You are aware that Dr Hooker has worked hard at Nepenthes & will soon publish: I told him to try the secretion of pitchers which had caught no insects, & it cd. not digest.5 Therefore to get the ferment, it wd be necessary to give some nitrogenous compound, & wd. not this make the separation of the ferment very difficult?—

In Haste | yours sincerely | Ch Darwin

The year and month are established by the relationship between this letter and the letter from Lawson Tait, 15 July [1875].

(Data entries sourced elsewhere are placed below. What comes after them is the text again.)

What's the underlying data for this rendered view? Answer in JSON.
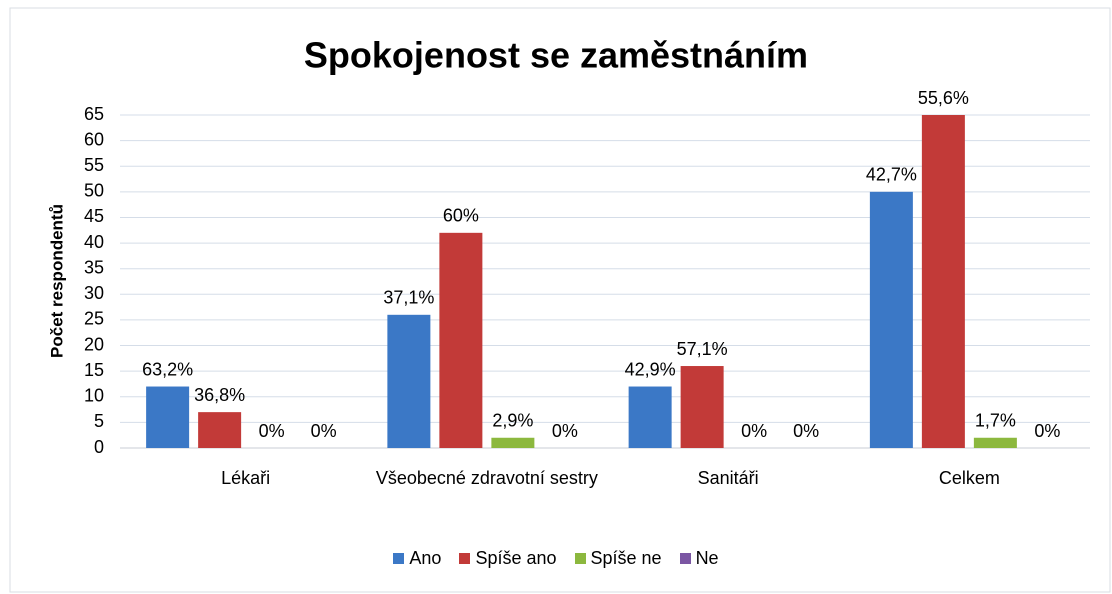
{
  "chart_data": {
    "type": "bar",
    "title": "Spokojenost se zaměstnáním",
    "y_label": "Počet respondentů",
    "categories": [
      "Lékaři",
      "Všeobecné zdravotní sestry",
      "Sanitáři",
      "Celkem"
    ],
    "series": [
      {
        "name": "Ano",
        "color": "#3b78c6",
        "values": [
          12,
          26,
          12,
          50
        ],
        "percent_labels": [
          "63,2%",
          "37,1%",
          "42,9%",
          "42,7%"
        ]
      },
      {
        "name": "Spíše ano",
        "color": "#c23a38",
        "values": [
          7,
          42,
          16,
          65
        ],
        "percent_labels": [
          "36,8%",
          "60%",
          "57,1%",
          "55,6%"
        ]
      },
      {
        "name": "Spíše ne",
        "color": "#8cb83e",
        "values": [
          0,
          2,
          0,
          2
        ],
        "percent_labels": [
          "0%",
          "2,9%",
          "0%",
          "1,7%"
        ]
      },
      {
        "name": "Ne",
        "color": "#7b56a3",
        "values": [
          0,
          0,
          0,
          0
        ],
        "percent_labels": [
          "0%",
          "0%",
          "0%",
          "0%"
        ]
      }
    ],
    "ylim": [
      0,
      65
    ],
    "yticks": [
      0,
      5,
      10,
      15,
      20,
      25,
      30,
      35,
      40,
      45,
      50,
      55,
      60,
      65
    ],
    "grid": true,
    "legend": "bottom"
  }
}
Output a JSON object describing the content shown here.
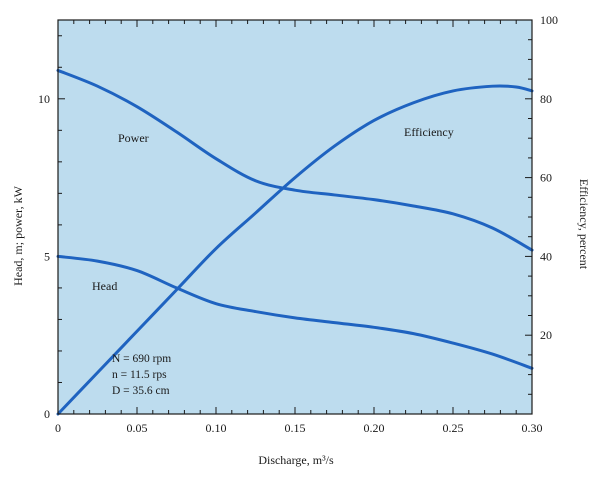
{
  "chart_data": {
    "type": "line",
    "title": "",
    "xlabel": "Discharge, m³/s",
    "ylabel_left": "Head, m; power, kW",
    "ylabel_right": "Efficiency, percent",
    "xlim": [
      0,
      0.3
    ],
    "ylim_left": [
      0,
      12.5
    ],
    "ylim_right": [
      0,
      100
    ],
    "x_ticks": [
      0,
      0.05,
      0.1,
      0.15,
      0.2,
      0.25,
      0.3
    ],
    "x_tick_labels": [
      "0",
      "0.05",
      "0.10",
      "0.15",
      "0.20",
      "0.25",
      "0.30"
    ],
    "y_left_ticks": [
      0,
      5,
      10
    ],
    "y_left_tick_labels": [
      "0",
      "5",
      "10"
    ],
    "y_right_ticks": [
      20,
      40,
      60,
      80,
      100
    ],
    "y_right_tick_labels": [
      "20",
      "40",
      "60",
      "80",
      "100"
    ],
    "grid": false,
    "background_color": "#bddcee",
    "line_color": "#1f63c0",
    "series": [
      {
        "name": "Power",
        "axis": "left",
        "x": [
          0,
          0.025,
          0.05,
          0.075,
          0.1,
          0.125,
          0.15,
          0.175,
          0.2,
          0.225,
          0.25,
          0.275,
          0.3
        ],
        "y": [
          10.9,
          10.4,
          9.75,
          8.95,
          8.1,
          7.4,
          7.1,
          6.95,
          6.8,
          6.6,
          6.35,
          5.9,
          5.2
        ]
      },
      {
        "name": "Head",
        "axis": "left",
        "x": [
          0,
          0.025,
          0.05,
          0.075,
          0.1,
          0.125,
          0.15,
          0.175,
          0.2,
          0.225,
          0.25,
          0.275,
          0.3
        ],
        "y": [
          5.0,
          4.85,
          4.55,
          4.0,
          3.5,
          3.25,
          3.05,
          2.9,
          2.75,
          2.55,
          2.25,
          1.9,
          1.45
        ]
      },
      {
        "name": "Efficiency",
        "axis": "right",
        "x": [
          0,
          0.025,
          0.05,
          0.075,
          0.1,
          0.125,
          0.15,
          0.175,
          0.2,
          0.225,
          0.25,
          0.275,
          0.29,
          0.3
        ],
        "y": [
          0,
          10.5,
          21,
          31.5,
          42,
          51,
          60,
          68,
          74.5,
          79,
          82,
          83.2,
          83,
          82
        ]
      }
    ],
    "curve_labels": {
      "power": "Power",
      "head": "Head",
      "efficiency": "Efficiency"
    },
    "annotations": {
      "n_rpm": "N = 690 rpm",
      "n_rps": "n = 11.5 rps",
      "d": "D = 35.6 cm"
    }
  }
}
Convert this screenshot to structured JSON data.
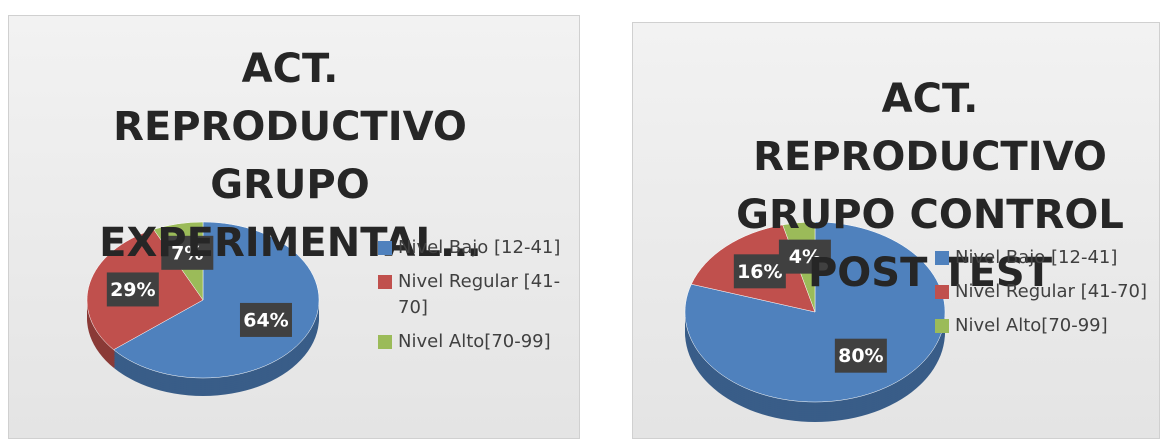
{
  "chart_data": [
    {
      "type": "pie",
      "title": "ACT. REPRODUCTIVO GRUPO EXPERIMENTAL…",
      "categories": [
        "Nivel Bajo [12-41]",
        "Nivel Regular [41-70]",
        "Nivel Alto[70-99]"
      ],
      "values": [
        64,
        29,
        7
      ],
      "value_labels": [
        "64%",
        "29%",
        "7%"
      ],
      "colors": [
        "#4f81bd",
        "#c0504d",
        "#9bbb59"
      ],
      "legend": "right"
    },
    {
      "type": "pie",
      "title": "ACT. REPRODUCTIVO GRUPO CONTROL POST TEST",
      "categories": [
        "Nivel Bajo [12-41]",
        "Nivel Regular [41-70]",
        "Nivel Alto[70-99]"
      ],
      "values": [
        80,
        16,
        4
      ],
      "value_labels": [
        "80%",
        "16%",
        "4%"
      ],
      "colors": [
        "#4f81bd",
        "#c0504d",
        "#9bbb59"
      ],
      "legend": "right"
    }
  ]
}
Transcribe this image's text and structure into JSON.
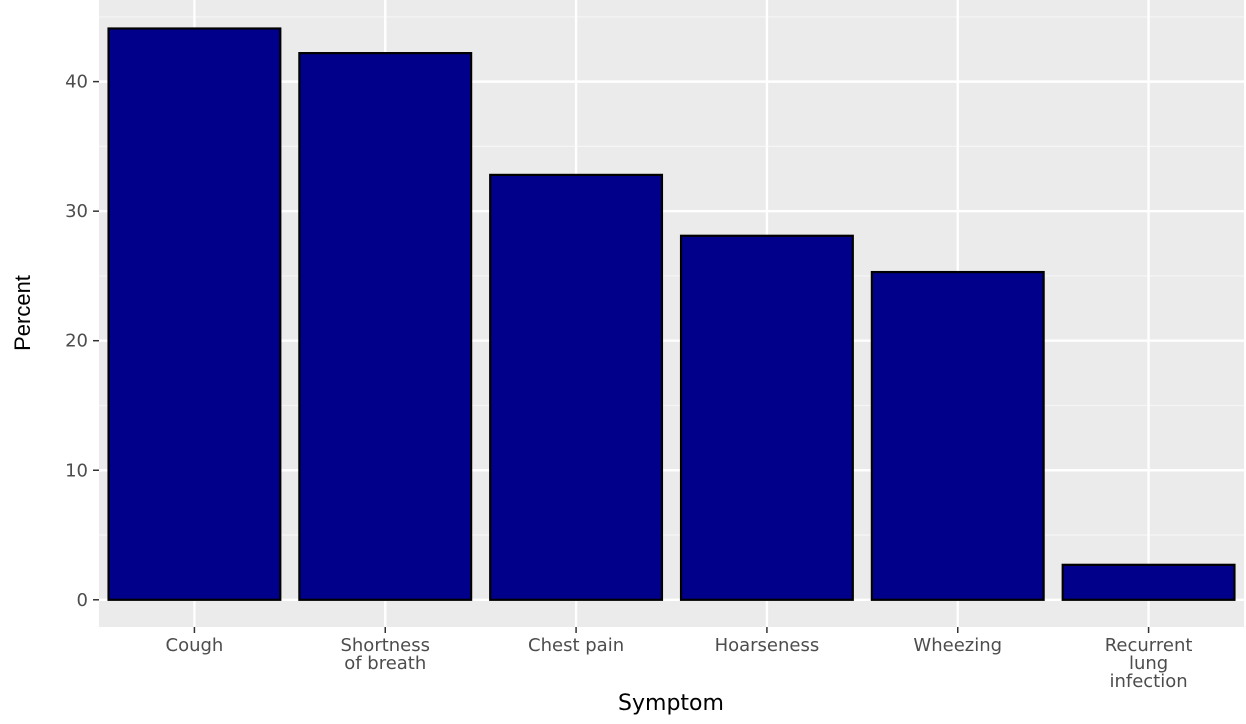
{
  "chart_data": {
    "type": "bar",
    "categories": [
      [
        "Cough"
      ],
      [
        "Shortness",
        "of breath"
      ],
      [
        "Chest pain"
      ],
      [
        "Hoarseness"
      ],
      [
        "Wheezing"
      ],
      [
        "Recurrent",
        "lung",
        "infection"
      ]
    ],
    "values": [
      44.1,
      42.2,
      32.8,
      28.1,
      25.3,
      2.7
    ],
    "xlabel": "Symptom",
    "ylabel": "Percent",
    "ylim": [
      -2.1,
      46.3
    ],
    "yticks": [
      0,
      10,
      20,
      30,
      40
    ],
    "grid": true,
    "legend": "none"
  },
  "colors": {
    "panel_background": "#ebebeb",
    "grid_major": "#ffffff",
    "grid_minor": "#f5f5f5",
    "bar_fill": "#00008b",
    "bar_outline": "#000000",
    "tick_text": "#4d4d4d",
    "tick_mark": "#333333"
  }
}
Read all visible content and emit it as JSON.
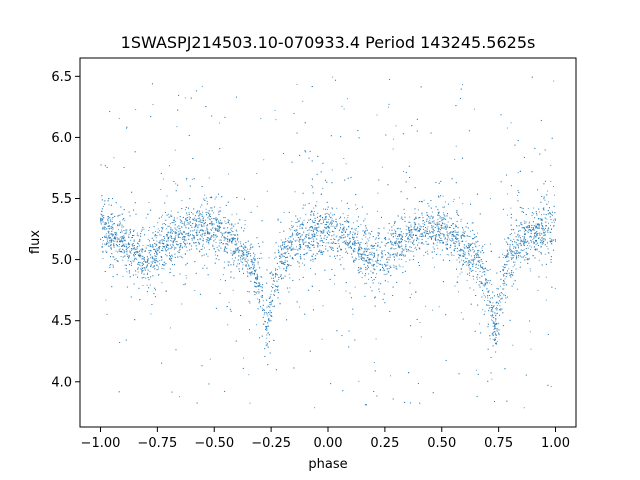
{
  "chart_data": {
    "type": "scatter",
    "title": "1SWASPJ214503.10-070933.4 Period 143245.5625s",
    "xlabel": "phase",
    "ylabel": "flux",
    "xlim": [
      -1.09,
      1.09
    ],
    "ylim": [
      3.63,
      6.65
    ],
    "xticks": [
      -1.0,
      -0.75,
      -0.5,
      -0.25,
      0.0,
      0.25,
      0.5,
      0.75,
      1.0
    ],
    "xtick_labels": [
      "−1.00",
      "−0.75",
      "−0.50",
      "−0.25",
      "0.00",
      "0.25",
      "0.50",
      "0.75",
      "1.00"
    ],
    "yticks": [
      4.0,
      4.5,
      5.0,
      5.5,
      6.0,
      6.5
    ],
    "ytick_labels": [
      "4.0",
      "4.5",
      "5.0",
      "5.5",
      "6.0",
      "6.5"
    ],
    "grid": false,
    "point_color": "#1f77b4",
    "series": [
      {
        "phase_range": [
          -1.0,
          1.0
        ],
        "phase": [
          -1.0,
          -0.9,
          -0.8,
          -0.7,
          -0.6,
          -0.5,
          -0.4,
          -0.33,
          -0.29,
          -0.27,
          -0.25,
          -0.21,
          -0.15,
          -0.1,
          0.0,
          0.1,
          0.2,
          0.25,
          0.3,
          0.4,
          0.5,
          0.6,
          0.67,
          0.71,
          0.73,
          0.75,
          0.79,
          0.85,
          0.9,
          1.0
        ],
        "flux_median": [
          5.25,
          5.15,
          5.0,
          5.15,
          5.25,
          5.25,
          5.1,
          4.95,
          4.7,
          4.4,
          4.65,
          5.0,
          5.15,
          5.2,
          5.25,
          5.15,
          5.0,
          5.0,
          5.15,
          5.25,
          5.25,
          5.1,
          4.95,
          4.7,
          4.4,
          4.65,
          5.0,
          5.15,
          5.2,
          5.25
        ]
      }
    ]
  }
}
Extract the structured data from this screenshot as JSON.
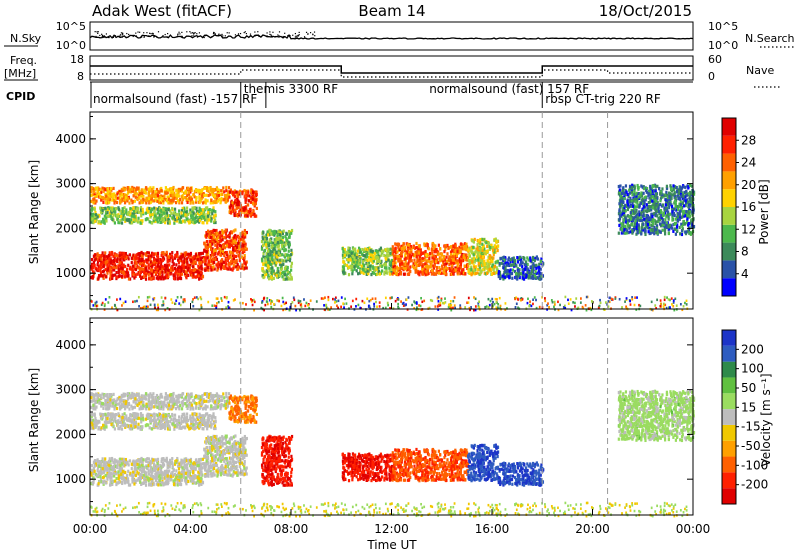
{
  "header": {
    "station": "Adak West (fitACF)",
    "beam": "Beam 14",
    "date": "18/Oct/2015"
  },
  "panels": {
    "nsky_label": "N.Sky",
    "nsky_ticks": [
      "10^5",
      "10^0"
    ],
    "nsearch_label": "N.Search",
    "freq_label": "Freq.",
    "freq_unit": "[MHz]",
    "freq_ticks": [
      "18",
      "8"
    ],
    "nave_ticks": [
      "60",
      "0"
    ],
    "nave_label": "Nave",
    "cpid_label": "CPID"
  },
  "cpid_segments": [
    {
      "label": "normalsound (fast) -157 RF",
      "start": 0.0,
      "end": 6.0
    },
    {
      "label": "themis 3300 RF",
      "start": 6.0,
      "end": 7.0
    },
    {
      "label": "normalsound (fast) 157 RF",
      "start": 7.0,
      "end": 18.0
    },
    {
      "label": "rbsp CT-trig 220 RF",
      "start": 18.0,
      "end": 24.0
    }
  ],
  "axes": {
    "x_ticks": [
      "00:00",
      "04:00",
      "08:00",
      "12:00",
      "16:00",
      "20:00",
      "00:00"
    ],
    "x_label": "Time UT",
    "y_label": "Slant Range [km]",
    "y_ticks": [
      "4000",
      "3000",
      "2000",
      "1000"
    ]
  },
  "colorbars": {
    "power": {
      "label": "Power [dB]",
      "ticks": [
        "28",
        "24",
        "20",
        "16",
        "12",
        "8",
        "4"
      ],
      "colors": [
        "#0000ff",
        "#2a52a8",
        "#3c8a5a",
        "#4cb84c",
        "#a8d440",
        "#ffd200",
        "#ffa000",
        "#ff6000",
        "#ff2000",
        "#e00000"
      ]
    },
    "velocity": {
      "label": "Velocity [m s⁻¹]",
      "ticks": [
        "200",
        "100",
        "50",
        "15",
        "-15",
        "-50",
        "-100",
        "-200"
      ],
      "colors": [
        "#1c34c8",
        "#2e5cc0",
        "#2e8a4a",
        "#60c040",
        "#9adc60",
        "#bdbdbd",
        "#f0c800",
        "#ffa000",
        "#ff6000",
        "#ff2000",
        "#e00000"
      ]
    }
  },
  "chart_data": {
    "type": "heatmap",
    "title": "Adak West (fitACF) Beam 14 18/Oct/2015",
    "xlabel": "Time UT",
    "ylabel": "Slant Range [km]",
    "xlim": [
      0,
      24
    ],
    "ylim": [
      200,
      4600
    ],
    "power_clim": [
      0,
      32
    ],
    "velocity_clim": [
      -250,
      250
    ],
    "echo_regions": [
      {
        "t0": 0.0,
        "t1": 4.5,
        "r0": 900,
        "r1": 1500,
        "power": 28,
        "velocity": 0
      },
      {
        "t0": 4.5,
        "t1": 6.2,
        "r0": 1100,
        "r1": 2000,
        "power": 26,
        "velocity": 0
      },
      {
        "t0": 0.0,
        "t1": 5.0,
        "r0": 2150,
        "r1": 2500,
        "power": 13,
        "velocity": 0
      },
      {
        "t0": 0.0,
        "t1": 5.5,
        "r0": 2600,
        "r1": 2950,
        "power": 21,
        "velocity": 0
      },
      {
        "t0": 5.5,
        "t1": 6.6,
        "r0": 2300,
        "r1": 2900,
        "power": 26,
        "velocity": -120
      },
      {
        "t0": 6.8,
        "t1": 8.0,
        "r0": 900,
        "r1": 2000,
        "power": 12,
        "velocity": -200
      },
      {
        "t0": 10.0,
        "t1": 12.0,
        "r0": 1000,
        "r1": 1600,
        "power": 13,
        "velocity": -200
      },
      {
        "t0": 12.0,
        "t1": 15.0,
        "r0": 1000,
        "r1": 1700,
        "power": 24,
        "velocity": -150
      },
      {
        "t0": 15.0,
        "t1": 16.2,
        "r0": 1000,
        "r1": 1800,
        "power": 16,
        "velocity": 200
      },
      {
        "t0": 16.2,
        "t1": 18.0,
        "r0": 900,
        "r1": 1400,
        "power": 6,
        "velocity": 200
      },
      {
        "t0": 21.0,
        "t1": 24.0,
        "r0": 1900,
        "r1": 3000,
        "power": 7,
        "velocity": 40
      }
    ],
    "ground_scatter_near": {
      "r0": 200,
      "r1": 500
    }
  }
}
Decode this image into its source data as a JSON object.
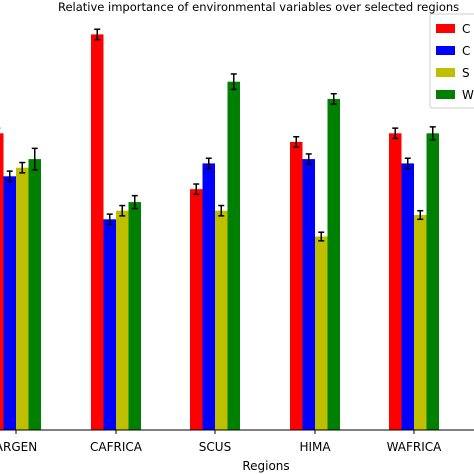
{
  "chart_data": {
    "type": "bar",
    "title": "Relative importance of environmental variables over selected regions",
    "xlabel": "Regions",
    "ylabel": "",
    "categories": [
      "ARGEN",
      "CAFRICA",
      "SCUS",
      "HIMA",
      "WAFRICA"
    ],
    "ylim": [
      0,
      1.0
    ],
    "grid": false,
    "legend_position": "top-right",
    "series": [
      {
        "name": "C",
        "color": "#ff0000",
        "values": [
          0.69,
          0.92,
          0.56,
          0.67,
          0.69
        ],
        "errors": [
          0.012,
          0.012,
          0.012,
          0.012,
          0.012
        ]
      },
      {
        "name": "C",
        "color": "#0000ff",
        "values": [
          0.59,
          0.49,
          0.62,
          0.63,
          0.62
        ],
        "errors": [
          0.012,
          0.012,
          0.012,
          0.012,
          0.012
        ]
      },
      {
        "name": "S",
        "color": "#bfbf00",
        "values": [
          0.61,
          0.51,
          0.51,
          0.45,
          0.5
        ],
        "errors": [
          0.012,
          0.012,
          0.012,
          0.01,
          0.01
        ]
      },
      {
        "name": "W",
        "color": "#008000",
        "values": [
          0.63,
          0.53,
          0.81,
          0.77,
          0.69
        ],
        "errors": [
          0.025,
          0.015,
          0.018,
          0.012,
          0.015
        ]
      }
    ]
  }
}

CD stayed at Abinger Hall, Surrey, the home of Thomas Henry Farrer, from 3 June to 6 July 1875 (CD’s ‘Journal’ (Appendix II)). Tait had written six letters to CD during his stay.
Tait was trying to obtain specimens of Drosera binata, the forked-leaf sundew (see letter from Lawson Tait, 15 July [1875]). CD had received the plant from Dorothy Fanny Nevill (see Correspondence vol. 22, letter to D. F. Nevill, 7 September 1874).
CD had advised Joseph Dalton Hooker on his research on the digestive properties of the tropical pitcher-plant, Nepenthes (Correspondence vol. 21, letter to J. D. Hooker, 3 November [1873]). For Tait’s interest in the plant, see the letter from Lawson Tait, 15 July [1875] and n 5.